Technical replicates for individual miRNAs were averaged using the median signal intensity. Box plots and cluster analyses were used to identify potential outliers (poor quality chips). This quality control check resulted in the elimination of one array from the analysis. Identification of differentially expressed miRNAs was carried out on the probe level as well as the miRNA level. The MAANOVA model included the sample identity as a random effect and the gene specific variance estimate (F1 test)
was used to test for differences between the controls and treated samples. In this analysis, parametric p-values were obtained and were then FDR corrected. All this website data are MIAME compliant and that the raw data have been deposited in a MIAME compliant database (GEO), as detailed on the MGED Society website http://www.mged.org/Workgroups/MIAME/miame.html.

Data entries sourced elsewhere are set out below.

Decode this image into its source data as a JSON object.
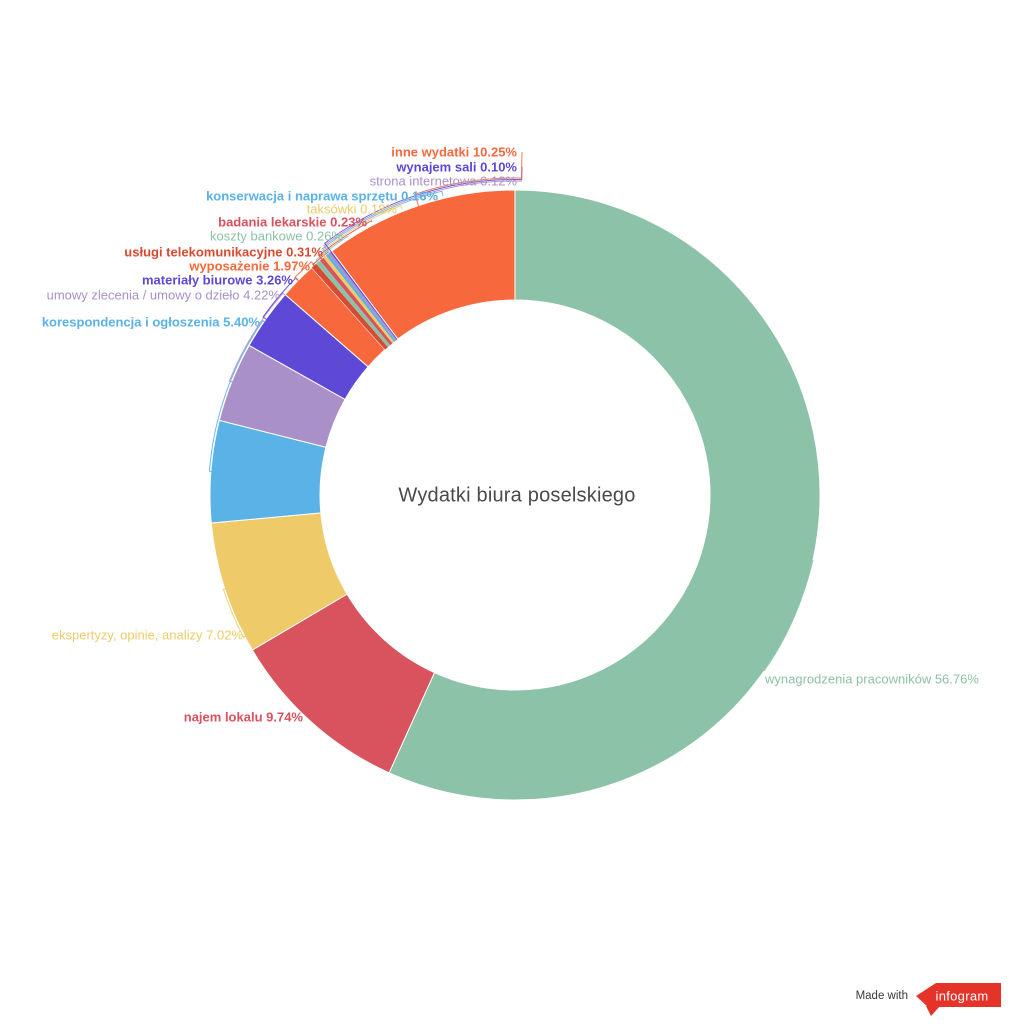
{
  "chart_data": {
    "type": "pie",
    "subtype": "donut",
    "title": "Wydatki biura poselskiego",
    "unit": "%",
    "start_angle_deg": 0,
    "direction": "clockwise",
    "legend_position": "callout-labels-around-ring",
    "slices": [
      {
        "label": "wynagrodzenia pracowników",
        "value": 56.76,
        "color": "#8cc2a7"
      },
      {
        "label": "najem lokalu",
        "value": 9.74,
        "color": "#d8535d"
      },
      {
        "label": "ekspertyzy, opinie, analizy",
        "value": 7.02,
        "color": "#eecb68"
      },
      {
        "label": "korespondencja i ogłoszenia",
        "value": 5.4,
        "color": "#5bb2e6"
      },
      {
        "label": "umowy zlecenia / umowy o dzieło",
        "value": 4.22,
        "color": "#aa90c9"
      },
      {
        "label": "materiały biurowe",
        "value": 3.26,
        "color": "#5e49d6"
      },
      {
        "label": "wyposażenie",
        "value": 1.97,
        "color": "#f8683d"
      },
      {
        "label": "usługi telekomunikacyjne",
        "value": 0.31,
        "color": "#d84b32"
      },
      {
        "label": "koszty bankowe",
        "value": 0.26,
        "color": "#8cc2a7"
      },
      {
        "label": "badania lekarskie",
        "value": 0.23,
        "color": "#d8535d"
      },
      {
        "label": "taksówki",
        "value": 0.18,
        "color": "#eecb68"
      },
      {
        "label": "konserwacja i naprawa sprzętu",
        "value": 0.16,
        "color": "#5bb2e6"
      },
      {
        "label": "strona internetowa",
        "value": 0.12,
        "color": "#aa90c9"
      },
      {
        "label": "wynajem sali",
        "value": 0.1,
        "color": "#5e49d6"
      },
      {
        "label": "inne wydatki",
        "value": 10.25,
        "color": "#f8683d"
      }
    ]
  },
  "badge": {
    "made_with": "Made with",
    "brand": "infogram",
    "brand_color": "#e6332a",
    "brand_text_color": "#ffffff",
    "made_with_color": "#3a3a3a"
  }
}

For each sample, 1 μg total RNA (containing the small RNA fraction) was polyadenylated then converted to cDNA using an oligodT primer with a universal tag and miScript Reverse Transcription mix (The Qiagen miScript PCR system, Qiagen). Real-time PCR was performed in duplicate for each sample, using a primer complementary find more to the universal tag and a miScript primer (Qiagen) specific for each miRNA. PCR product was detected using SYBR Green and a CFX real-time detection system (Bio-Rad). Expression levels of miRNAs were normalized to expression levels of U6
snRNA. Statistical analysis of data was done by Student’s t-test. Approximately 800 ng of total RNA per sample (n = 5/group) was reverse transcribed using RT2 first Florfenicol strand kit (SABiosciences™). Reverse transcription and real-time PCRs were carried out using RT2 SYBR Green PCR Master Mix on 96-well PCR arrays designed for the evaluation of mouse T cell and B cell activation (SABiosciences™) and using a CFX real-time Detection System (BioRad). Threshold cycle values were averaged. Relative gene expression was determined according to the comparative Ct method and normalized to the Hprt and β-actin housekeeping genes. Fold changes were calculated using online PCR array data analysis software (SABiosciences™). Statistical significance was calculated using REST method ( Pfaffl et al., 2002). Statistically significant and differentially expressed (by both microarray and RT-PCR analyses) miRNA were further analysed for their functional implications in biological processes as described in Li et al. (2011). First, using TargetScan (Friedman et al., 2009 and Lewis et al., 2005), the predicted target genes of miR-150, miR-29b, miR-142-5p, miR-34c, miR-34b-5p and miR-122 were identified. TargetScan was specifically used because it is suggested to be more accurate than other available prediction software. Next, predicted targets that were also differentially expressed (p-value ≤ 0.05, fold change ± 1.